On Wednesday, masked gunmen wearing military uniforms kidnapped 18 Turkish nationals from a sports stadium they were building in the Baghdad neighborhood of Sadr City, according to their employer, Ankara-based Turkish conglomerate Nurol Holding.
Ugur Dogan, the company’s chief executive officer (CEO), said no one has claimed responsibility for the kidnapping or contacted Nurol with any demands, adding that the construction firm recently took steps to reduce its workforce at the stadium to a minimum in response to deteriorating security conditions, reports The Wall Street Journal.
“Security risks have been there since the beginning, but we never thought they would escalate to this,” Mr. Dogan reportedly said. “We had never been directly targeted before, we don’t know the reason for this.”
A policeman added that “aware of the threats against Turkish nationals in Iraq, the stadium workers kidnapped on Wednesday were never allowed off-site,” notes WSJ.
Turkey said the kidnapping of its fellow countrymen appeared to be targeted.
“Diplomats have said Turkey could suffer reprisals after abandoning months of reticence to launch air strikes against Islamic State in neighboring Syria and open its bases to a U.S.-led coalition fighting the Sunni Muslim militants,” reports Reuters.
The kidnappers were reportedly riding in pickup trucks when they stormed the stadium and seized the workers, according to Nurol.
“People dressed in military uniforms broke down the door at 3 a.m. [Wednesday] (8 p.m. EDT Tuesday) and abducted all these people,” according to the company’s CEO.
“The gunmen drove into the Al Hababiya Olympic Stadium in a convoy of 20 pickup trucks, rounded up Iraqi security guards, and stormed trailers where the Turkish workers were sleeping,” said an unnamed Iraqi security official, WSJ reports.
Tanju Bilgic, a spokesman for Turkey’s Foreign Ministry, revealed that the kidnappers took fourteen construction workers, three engineers, and one accountant.
WSJ points out that the stadium “is guarded around the clock and protected by a three-meter concrete wall.”
The Iraqi guards were not taken hostage.
Nurol’s CEO “said he didn’t know how the militants had managed to breach security, and that they had taken recordings from the suite’s security cameras in an effort to cover their trail.”
Brig.

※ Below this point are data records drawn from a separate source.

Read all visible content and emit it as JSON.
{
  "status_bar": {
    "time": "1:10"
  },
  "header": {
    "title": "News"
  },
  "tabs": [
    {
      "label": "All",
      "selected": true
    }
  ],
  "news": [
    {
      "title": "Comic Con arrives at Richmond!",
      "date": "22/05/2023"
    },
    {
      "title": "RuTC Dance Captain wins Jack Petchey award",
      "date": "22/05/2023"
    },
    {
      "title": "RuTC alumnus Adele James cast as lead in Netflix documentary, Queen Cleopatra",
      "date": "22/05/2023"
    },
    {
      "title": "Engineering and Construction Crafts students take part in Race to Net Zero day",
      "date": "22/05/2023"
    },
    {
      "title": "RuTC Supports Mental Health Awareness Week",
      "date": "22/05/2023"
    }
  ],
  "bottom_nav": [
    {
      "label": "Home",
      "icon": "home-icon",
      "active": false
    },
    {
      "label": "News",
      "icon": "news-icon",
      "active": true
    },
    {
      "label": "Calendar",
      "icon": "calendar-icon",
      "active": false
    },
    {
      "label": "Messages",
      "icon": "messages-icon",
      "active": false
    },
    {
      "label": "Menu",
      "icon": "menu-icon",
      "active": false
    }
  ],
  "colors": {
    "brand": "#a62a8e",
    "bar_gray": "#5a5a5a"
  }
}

Gen. Saad Maan, a spokesman for Iraq’s Interior Ministry, reportedly stated that the Turkish nationals were taken from the predominantly Shiite district of Habibiya in Sadr City.
Sadr City is a Shiite neighborhood dominated by anti-Islamic State fighters and supporters, and a frequent target of the group’s car bombs. In August, dozens of shoppers were killed at a large outdoor market, and kidnappings for ransom are a frequent occurrence.

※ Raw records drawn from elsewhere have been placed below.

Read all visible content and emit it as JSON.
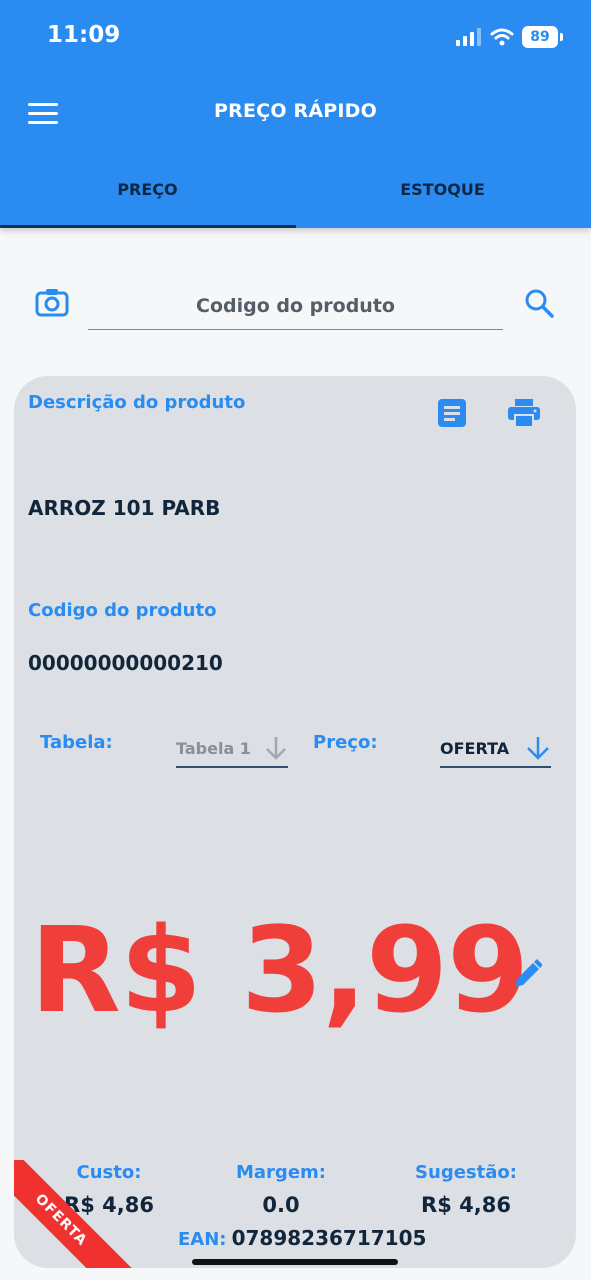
{
  "status_bar": {
    "time": "11:09",
    "battery": "89"
  },
  "app_bar": {
    "title": "PREÇO RÁPIDO"
  },
  "tabs": [
    {
      "label": "PREÇO",
      "active": true
    },
    {
      "label": "ESTOQUE",
      "active": false
    }
  ],
  "search": {
    "placeholder": "Codigo do produto",
    "value": ""
  },
  "product": {
    "description_label": "Descrição do produto",
    "description": "ARROZ 101 PARB",
    "code_label": "Codigo do produto",
    "code": "00000000000210"
  },
  "selectors": {
    "table_label": "Tabela:",
    "table_value": "Tabela 1",
    "price_label": "Preço:",
    "price_value": "OFERTA"
  },
  "price_display": "R$ 3,99",
  "summary": {
    "cost_label": "Custo:",
    "cost_value": "R$ 4,86",
    "margin_label": "Margem:",
    "margin_value": "0.0",
    "suggestion_label": "Sugestão:",
    "suggestion_value": "R$ 4,86",
    "ean_label": "EAN:",
    "ean_value": "07898236717105"
  },
  "ribbon": "OFERTA",
  "colors": {
    "primary": "#2a8cf0",
    "dark": "#12263b",
    "price_red": "#f03e3a",
    "card_bg": "#dcdfe4"
  }
}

Wednesday’s incident triggered the second hostage crisis Turkey has experienced in Iraq in the past year.
In 2014, Islamic State (ISIS/ISIL) jihadists in the Iraqi city of Mosul took 46 Turkish citizens hostage. They were eventually set free without injuries after more than three months in captivity.
“Iraqi officials said it was unlikely Wednesday’s attack was the work of Islamic State, despite previous assaults by the group on Turkish nationals and recent calls by its leaders for militants to wage jihad against Turkey,” The Wall Street Journal reports.
Turkish Deputy Prime Minister Numan Kurtulmus, referring to Wednesday’s kidnapping, said Iraqi and Turkish investigators are cooperating.
“Officials in Iraq don’t yet have information on how the incident occurred and who carried it out,” added Kurtulmus.
Although ISIS takes the spotlight by regularly claiming suicide bomb attacks in Baghdad, Shiite militias and other armed groups are also active in the Iraqi capital.
“Iraqi Prime Minister Haider al-Abadi, who is trying to reform a governing system he says is riddled with graft and incompetence, accused ‘corrupt and organized criminals’ of Wednesday’s kidnappings,” Reuters reports, “but [he] did not finger a particular group or specify the Turkish abductees.”